Cuban entrepreneurs, ranging from a dried fruit vendor to bike repair shops and software developers, are hoping to cash in on a landmark change in the rules governing the communist-run island’s economy…
The change could mean more business opportunities and roadblocks ahead. Earlier this month, the government released regulations about a reform that would allow small- and medium-sized ventures to formally incorporate as businesses and access state financing, ending decades of classifying them as 'self-employed'.
The measure is seen by many analysts as one of the most important reforms undertaken since all businesses were nationalized by former leader Fidel Castro.
Cuban economist Omar Everleny described the reform as a very positive one, long-sought by many Cubans… but he says change hasn’t happened fast enough.
"Since 2016 we've been talking about small and medium businesses, and today they are talking about ‘gradually’ in the country when what we need is speed, not ‘gradually.'"

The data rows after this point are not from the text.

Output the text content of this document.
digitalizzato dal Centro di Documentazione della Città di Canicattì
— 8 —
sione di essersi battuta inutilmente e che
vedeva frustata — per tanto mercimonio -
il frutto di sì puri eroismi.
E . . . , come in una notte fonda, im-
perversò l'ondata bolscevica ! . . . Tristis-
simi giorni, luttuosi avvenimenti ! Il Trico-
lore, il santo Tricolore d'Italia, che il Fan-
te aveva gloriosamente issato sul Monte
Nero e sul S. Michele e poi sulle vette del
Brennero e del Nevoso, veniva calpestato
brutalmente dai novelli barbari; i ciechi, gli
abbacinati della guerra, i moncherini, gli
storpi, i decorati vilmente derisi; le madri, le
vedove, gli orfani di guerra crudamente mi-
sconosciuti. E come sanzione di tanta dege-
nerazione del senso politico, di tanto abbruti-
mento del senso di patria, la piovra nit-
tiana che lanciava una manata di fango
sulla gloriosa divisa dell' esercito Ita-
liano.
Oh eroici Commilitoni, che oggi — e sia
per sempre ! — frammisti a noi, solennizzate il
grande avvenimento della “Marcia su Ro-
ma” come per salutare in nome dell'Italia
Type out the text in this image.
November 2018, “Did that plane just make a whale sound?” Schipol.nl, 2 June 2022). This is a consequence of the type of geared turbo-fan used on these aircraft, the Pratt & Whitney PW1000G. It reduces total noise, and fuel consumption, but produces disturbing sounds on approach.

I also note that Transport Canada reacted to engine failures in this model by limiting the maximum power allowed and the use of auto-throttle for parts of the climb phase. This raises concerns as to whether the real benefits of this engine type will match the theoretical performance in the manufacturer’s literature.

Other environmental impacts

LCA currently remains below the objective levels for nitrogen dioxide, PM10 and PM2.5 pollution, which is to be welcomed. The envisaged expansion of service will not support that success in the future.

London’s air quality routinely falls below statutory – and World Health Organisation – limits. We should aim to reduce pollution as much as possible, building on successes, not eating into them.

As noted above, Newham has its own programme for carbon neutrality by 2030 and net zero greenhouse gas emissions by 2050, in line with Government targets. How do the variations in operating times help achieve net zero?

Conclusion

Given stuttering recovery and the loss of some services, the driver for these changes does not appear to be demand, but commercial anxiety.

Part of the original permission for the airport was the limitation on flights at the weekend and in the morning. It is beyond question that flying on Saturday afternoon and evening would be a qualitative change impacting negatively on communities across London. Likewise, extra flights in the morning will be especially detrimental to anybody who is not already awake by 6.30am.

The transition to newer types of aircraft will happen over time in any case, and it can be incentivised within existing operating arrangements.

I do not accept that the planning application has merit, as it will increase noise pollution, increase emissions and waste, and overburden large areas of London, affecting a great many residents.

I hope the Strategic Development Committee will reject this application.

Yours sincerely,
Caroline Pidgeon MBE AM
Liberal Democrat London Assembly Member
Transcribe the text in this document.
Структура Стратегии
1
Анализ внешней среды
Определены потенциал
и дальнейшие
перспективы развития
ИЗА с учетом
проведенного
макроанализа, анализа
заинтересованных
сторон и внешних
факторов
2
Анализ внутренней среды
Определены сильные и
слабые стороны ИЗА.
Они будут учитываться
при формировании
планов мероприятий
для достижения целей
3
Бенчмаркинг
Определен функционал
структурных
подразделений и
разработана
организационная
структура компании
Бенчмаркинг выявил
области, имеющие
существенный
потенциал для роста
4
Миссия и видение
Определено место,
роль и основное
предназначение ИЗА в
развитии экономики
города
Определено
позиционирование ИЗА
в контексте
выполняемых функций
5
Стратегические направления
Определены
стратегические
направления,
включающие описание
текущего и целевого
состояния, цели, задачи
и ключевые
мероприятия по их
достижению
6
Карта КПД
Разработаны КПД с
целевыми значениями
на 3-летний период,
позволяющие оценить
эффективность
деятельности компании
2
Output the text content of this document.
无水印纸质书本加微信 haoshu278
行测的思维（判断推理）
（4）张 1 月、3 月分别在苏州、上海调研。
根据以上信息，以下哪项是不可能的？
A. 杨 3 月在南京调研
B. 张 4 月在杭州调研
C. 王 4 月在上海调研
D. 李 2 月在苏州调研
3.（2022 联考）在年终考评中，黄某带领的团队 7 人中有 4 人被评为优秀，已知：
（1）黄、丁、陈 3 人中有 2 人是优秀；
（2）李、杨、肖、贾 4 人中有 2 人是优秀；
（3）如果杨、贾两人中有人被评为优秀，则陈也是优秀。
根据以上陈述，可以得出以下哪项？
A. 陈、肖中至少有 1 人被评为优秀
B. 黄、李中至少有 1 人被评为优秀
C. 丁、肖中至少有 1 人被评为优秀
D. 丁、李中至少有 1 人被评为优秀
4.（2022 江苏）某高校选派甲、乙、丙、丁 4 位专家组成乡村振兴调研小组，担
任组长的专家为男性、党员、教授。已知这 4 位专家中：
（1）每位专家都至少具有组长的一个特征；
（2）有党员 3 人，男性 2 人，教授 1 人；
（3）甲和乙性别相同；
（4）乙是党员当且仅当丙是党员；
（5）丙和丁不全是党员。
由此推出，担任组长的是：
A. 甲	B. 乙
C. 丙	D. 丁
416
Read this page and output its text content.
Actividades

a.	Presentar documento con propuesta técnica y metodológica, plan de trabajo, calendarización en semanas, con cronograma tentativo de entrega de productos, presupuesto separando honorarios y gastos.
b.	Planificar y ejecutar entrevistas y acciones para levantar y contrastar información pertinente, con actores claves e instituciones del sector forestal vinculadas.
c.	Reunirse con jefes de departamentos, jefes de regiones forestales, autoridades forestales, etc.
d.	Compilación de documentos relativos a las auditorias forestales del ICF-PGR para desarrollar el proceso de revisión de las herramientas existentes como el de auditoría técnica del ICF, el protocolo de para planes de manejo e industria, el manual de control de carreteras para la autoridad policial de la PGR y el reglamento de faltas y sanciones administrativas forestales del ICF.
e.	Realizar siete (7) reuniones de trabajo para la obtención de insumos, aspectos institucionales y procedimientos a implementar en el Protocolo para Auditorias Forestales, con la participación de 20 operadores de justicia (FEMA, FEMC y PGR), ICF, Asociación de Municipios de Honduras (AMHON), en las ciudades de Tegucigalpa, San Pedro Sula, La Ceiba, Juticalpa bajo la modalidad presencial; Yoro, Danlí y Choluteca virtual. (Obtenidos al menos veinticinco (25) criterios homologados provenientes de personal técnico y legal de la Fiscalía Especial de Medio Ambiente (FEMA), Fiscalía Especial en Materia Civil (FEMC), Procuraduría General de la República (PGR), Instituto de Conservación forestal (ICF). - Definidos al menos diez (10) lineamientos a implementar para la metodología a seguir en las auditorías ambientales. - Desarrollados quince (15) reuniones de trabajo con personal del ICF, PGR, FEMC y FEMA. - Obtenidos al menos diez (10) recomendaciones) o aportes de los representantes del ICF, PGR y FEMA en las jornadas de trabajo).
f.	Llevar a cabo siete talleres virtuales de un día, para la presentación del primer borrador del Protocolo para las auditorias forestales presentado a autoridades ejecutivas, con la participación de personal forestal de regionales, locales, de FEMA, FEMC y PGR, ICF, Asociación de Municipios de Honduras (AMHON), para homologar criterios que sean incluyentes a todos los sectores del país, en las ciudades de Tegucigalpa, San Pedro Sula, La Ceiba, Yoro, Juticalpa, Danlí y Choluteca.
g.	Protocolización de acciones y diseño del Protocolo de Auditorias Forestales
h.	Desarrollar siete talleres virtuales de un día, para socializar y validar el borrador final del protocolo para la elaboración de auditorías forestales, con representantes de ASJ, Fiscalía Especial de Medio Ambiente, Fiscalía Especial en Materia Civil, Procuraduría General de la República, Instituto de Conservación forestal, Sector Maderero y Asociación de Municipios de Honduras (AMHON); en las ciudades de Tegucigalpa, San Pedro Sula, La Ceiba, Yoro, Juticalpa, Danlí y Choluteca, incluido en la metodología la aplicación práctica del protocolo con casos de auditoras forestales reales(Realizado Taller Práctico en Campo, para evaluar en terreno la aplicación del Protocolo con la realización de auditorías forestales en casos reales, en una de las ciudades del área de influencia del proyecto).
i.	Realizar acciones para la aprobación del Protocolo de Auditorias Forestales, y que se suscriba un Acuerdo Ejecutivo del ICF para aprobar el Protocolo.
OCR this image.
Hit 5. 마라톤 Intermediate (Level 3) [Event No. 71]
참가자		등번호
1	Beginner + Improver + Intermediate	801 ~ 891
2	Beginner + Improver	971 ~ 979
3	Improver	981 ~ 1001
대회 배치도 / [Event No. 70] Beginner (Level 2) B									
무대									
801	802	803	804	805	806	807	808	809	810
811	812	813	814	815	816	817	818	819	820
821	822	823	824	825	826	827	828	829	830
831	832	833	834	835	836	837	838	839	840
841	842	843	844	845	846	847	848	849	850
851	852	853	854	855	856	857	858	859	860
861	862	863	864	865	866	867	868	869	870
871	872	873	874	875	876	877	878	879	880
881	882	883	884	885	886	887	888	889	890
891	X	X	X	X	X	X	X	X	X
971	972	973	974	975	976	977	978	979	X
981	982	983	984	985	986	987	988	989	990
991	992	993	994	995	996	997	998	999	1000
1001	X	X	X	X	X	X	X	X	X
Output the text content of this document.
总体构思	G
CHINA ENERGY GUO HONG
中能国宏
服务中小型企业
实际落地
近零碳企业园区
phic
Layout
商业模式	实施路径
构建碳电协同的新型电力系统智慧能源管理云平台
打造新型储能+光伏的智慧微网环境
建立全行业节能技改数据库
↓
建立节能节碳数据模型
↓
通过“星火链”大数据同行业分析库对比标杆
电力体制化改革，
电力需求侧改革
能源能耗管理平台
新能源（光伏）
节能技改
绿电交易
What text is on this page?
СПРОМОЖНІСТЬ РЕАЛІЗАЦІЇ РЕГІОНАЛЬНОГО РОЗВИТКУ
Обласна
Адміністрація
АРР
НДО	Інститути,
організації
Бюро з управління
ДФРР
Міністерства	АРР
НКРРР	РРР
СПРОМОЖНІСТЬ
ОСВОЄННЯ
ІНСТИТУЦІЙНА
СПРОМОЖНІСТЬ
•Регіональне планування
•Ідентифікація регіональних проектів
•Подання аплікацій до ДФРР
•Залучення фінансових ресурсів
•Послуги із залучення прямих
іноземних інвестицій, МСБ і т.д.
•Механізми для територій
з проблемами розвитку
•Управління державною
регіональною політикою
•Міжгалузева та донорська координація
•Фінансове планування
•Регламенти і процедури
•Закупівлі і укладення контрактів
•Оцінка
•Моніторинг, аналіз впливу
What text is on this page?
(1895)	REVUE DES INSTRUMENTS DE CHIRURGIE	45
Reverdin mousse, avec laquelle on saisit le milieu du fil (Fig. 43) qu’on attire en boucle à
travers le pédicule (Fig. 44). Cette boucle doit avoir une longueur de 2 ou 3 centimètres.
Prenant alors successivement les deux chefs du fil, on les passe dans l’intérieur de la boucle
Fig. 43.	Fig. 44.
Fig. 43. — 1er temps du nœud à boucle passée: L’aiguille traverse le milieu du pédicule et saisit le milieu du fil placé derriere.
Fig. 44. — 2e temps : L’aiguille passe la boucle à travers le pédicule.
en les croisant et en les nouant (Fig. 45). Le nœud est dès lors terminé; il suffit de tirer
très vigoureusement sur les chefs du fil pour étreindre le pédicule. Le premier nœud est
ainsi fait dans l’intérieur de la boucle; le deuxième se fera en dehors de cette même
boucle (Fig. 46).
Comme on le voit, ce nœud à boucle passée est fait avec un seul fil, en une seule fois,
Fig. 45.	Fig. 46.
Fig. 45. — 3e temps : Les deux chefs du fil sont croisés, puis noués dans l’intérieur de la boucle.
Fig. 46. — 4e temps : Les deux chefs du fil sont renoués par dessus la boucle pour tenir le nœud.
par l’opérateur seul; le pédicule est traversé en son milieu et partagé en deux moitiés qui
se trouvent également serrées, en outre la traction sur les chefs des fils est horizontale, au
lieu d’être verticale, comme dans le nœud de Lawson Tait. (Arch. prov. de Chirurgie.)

It does have limits - for instance, people can own no more than one business and cannot contract foreign partners or carry out direct foreign trade.
But for Nayvis Diaz, founder of Velo Cuba, a bicycle repair and rental company with 17 employees in Havana, it marks a significant change.
"It's a moment we've been waiting a long time for, to really have a non-state sector, in this case a private sector. To be part of a global analysis of the country's economy so we could help in every way we could."
The measure forms part of a package of market-oriented reforms undertaken by Cuban President Miguel Diaz-Canel over the last year, as the health crisis and tougher U.S. sanctions tipped the shaky economy into a tailspin and led to shortages of food, medicine and other basic goods.
The Fernandez brothers, who own Deshidratados Habana, Cuba's only company processing and selling dried fruits, were nevertheless enthusiastic.
Ricardo Fernandez says the reform may sound good on paper but wonders what it’ll look like in practice.
"Everything we see written down sounds wonderful, it gives us hope but in time we would like to see how real this regulation is in practice and how sustainable it is over time, how regular is its application."
The Fernandez brothers say they have the land and suppliers lined up… now all they need… is the financing.